Paint By DS Review
It’s a painting game. On the DS. No more, no less. Forget the user-driven cutesiness of LittleBigPlanet or the impending testosterone overload that is Gears of War 2- Paint by DS gets my GOTY nomination simply for doing exactly what it says on the tin, a rare quality in a market sagging under the weight of buzzwords and colons.
Unfortunately that’s almost all the praise I’m prepared to give it. Paint by DS is clearly designed to appeal to the casual gaming demographic, with a low price point and scrupulously undemanding mechanics. It’s chief ‘draw’ [comedy gold!– ed] is that it lets you have your merry way with fifteen real, proper, genyouwine works of art from a range of periods and nationalities, including paintings by Cezanne, Hokusai and Van Gogh.
The stylus is your brush or pencil, as you might expect. The touch screen displays a line drawing of your subject, while the top screen lets you view it in all its original glory. You can pick colours from a selection along the bottom of the touch screen or mix your own using a palette. Different widths and thicknesses of brush, water and erasers are available from a menu on the right. Once you’re done, the game scores you out of five for the fidelity of your brushwork and saves your creation to the gallery.
There’s scope for quite a lot of tinkering here and the zoom view allows for a respectable degree of precision. Trouble is, it’s just not a patch on actually painting. Why blow twenty quid to push coloured dots around a screen the size of a credit card when you can buy a bog-standard canvas for half the price, nab some of your mum’s old oil paints and live the dream? Or if you absolutely must work with pixels, why not download one of the many free PC graphics packages doing the rounds? At least you won’t have to squint.
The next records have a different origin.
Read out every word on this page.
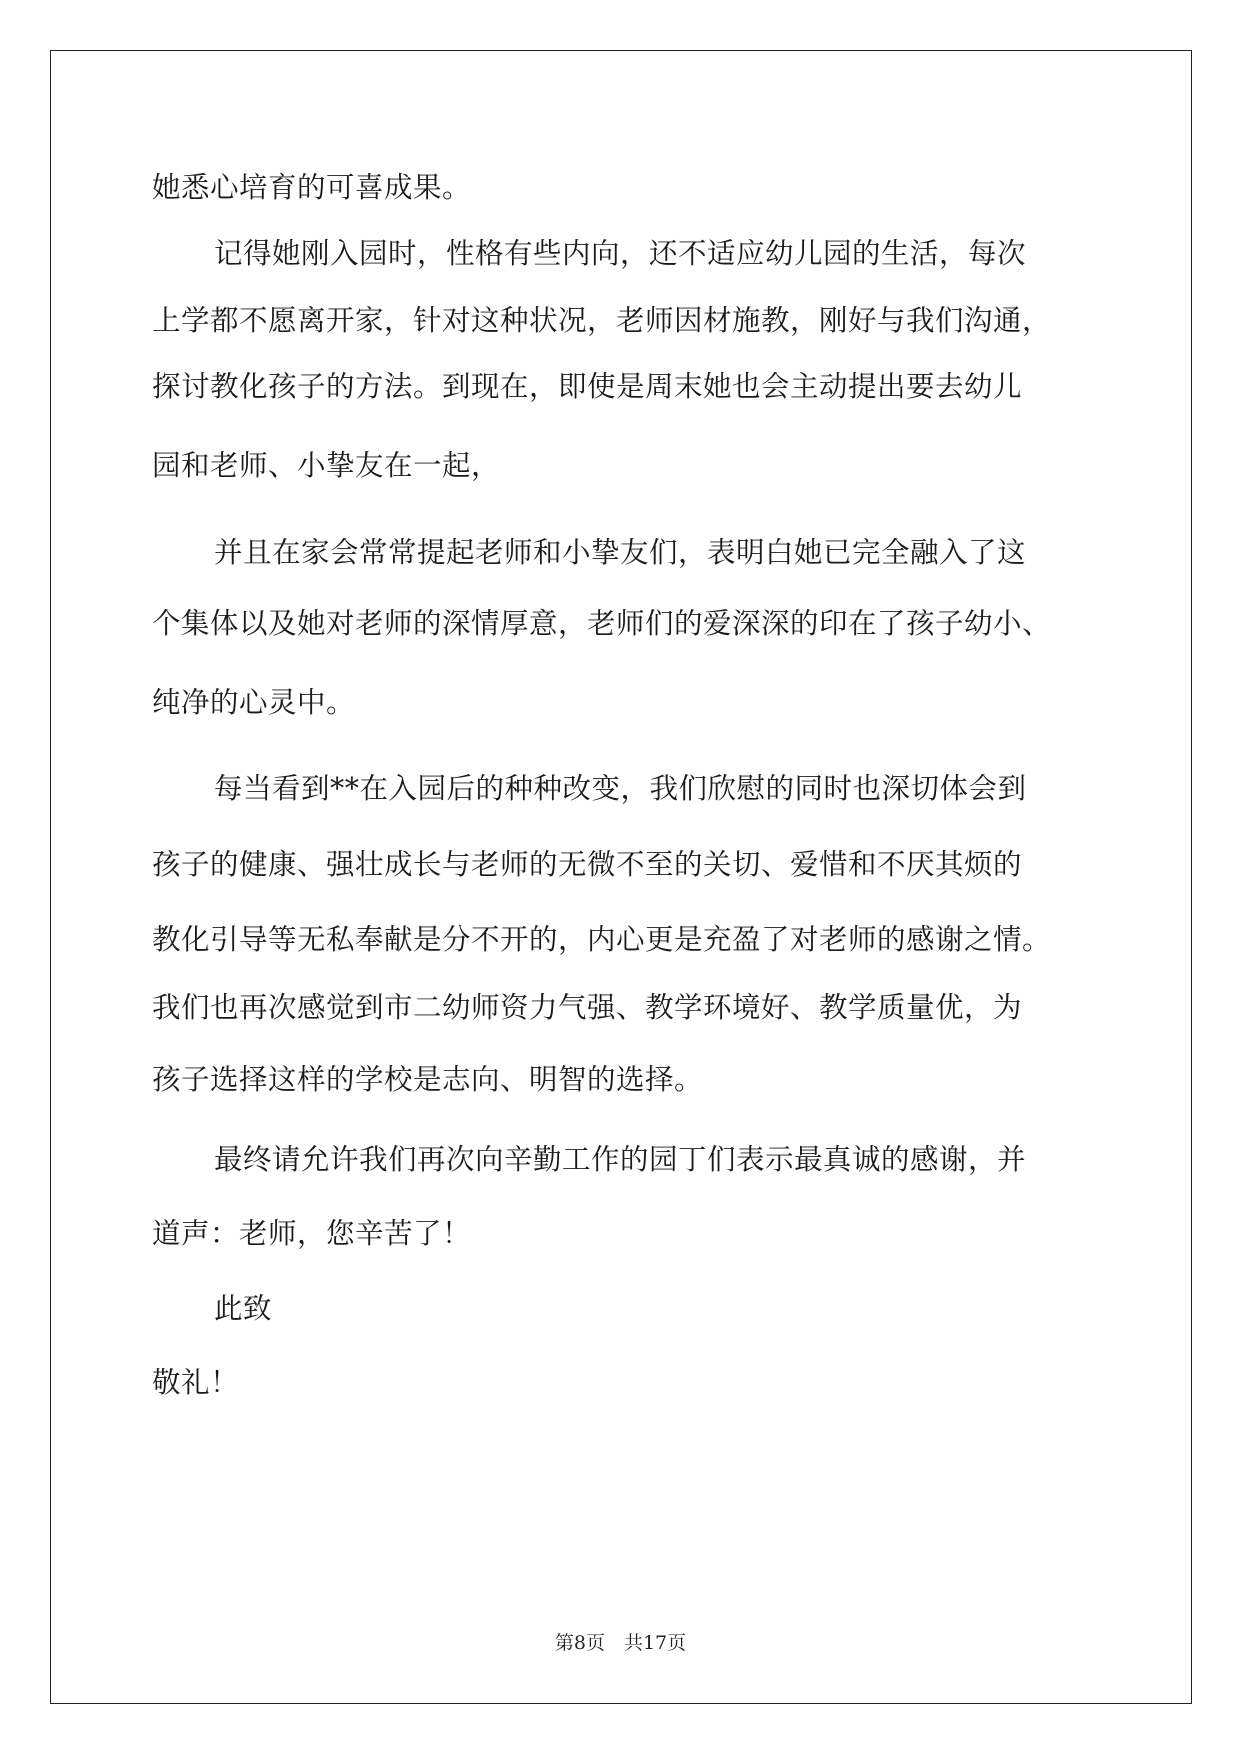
她悉心培育的可喜成果。
记得她刚入园时，性格有些内向，还不适应幼儿园的生活，每次
上学都不愿离开家，针对这种状况，老师因材施教，刚好与我们沟通，
探讨教化孩子的方法。到现在，即使是周末她也会主动提出要去幼儿
园和老师、小挚友在一起，
并且在家会常常提起老师和小挚友们，表明白她已完全融入了这
个集体以及她对老师的深情厚意，老师们的爱深深的印在了孩子幼小、
纯净的心灵中。
每当看到**在入园后的种种改变，我们欣慰的同时也深切体会到
孩子的健康、强壮成长与老师的无微不至的关切、爱惜和不厌其烦的
教化引导等无私奉献是分不开的，内心更是充盈了对老师的感谢之情。
我们也再次感觉到市二幼师资力气强、教学环境好、教学质量优，为
孩子选择这样的学校是志向、明智的选择。
最终请允许我们再次向辛勤工作的园丁们表示最真诚的感谢，并
道声：老师，您辛苦了！
此致
敬礼！
第8页　共17页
I’m being a touch naive, of course. Kids will be tickled by the idea of carrying a customisable art gallery around in their pockets, and Paint by DS will no doubt also endear itself to the strident hosts of concerned but ignorant parents, glad to see their offspring getting a little ‘education’ via that disturbing electronic hobby. Mercury Games have bigger fish to fry, however. According to one press release, the game ‘has been developed for the busy, modern urbanite to aid relaxation’ and patronising tone aside I can just about countenance this, though I’d rebut that the ‘busy, modern urbanite’ would be much better served by something like Hotel Dusk.
Outside of the main game, you can ‘Take A Break’ and indulge in some banal mini-game fodder to unlock new types of canvas and items for the gallery. Puzzle is one of those sliding-panel jigsaw things, Pixel Race is Operation! without the body parts, Memory is memorise-the-sequence-and-regurgitate, and Hit & Error is whack-a-mole with squirrels. There’s nothing here worthy of remark, other than that in Hit & Error you lose points if you bop a squirrel wearing a ribbon, but get a bonus if you sock one wearing a top hat. Some kind of pro-feminist, anti-capitalist statement, no doubt. Chin up Castro, the revolution is alive and kicking!
Paint by DS is good at what it does, but what it does is a little surplus to requirements. If you’re looking for five minutes of downtime between tube stops, I’d advise you to invest in one of the console’s many engrossing but slow-paced point-and-click adventure titles; if you’re looking for an artistic outlet, I suggest skipping the videogames aisle at your local WHSmith and venturing into the stationary section.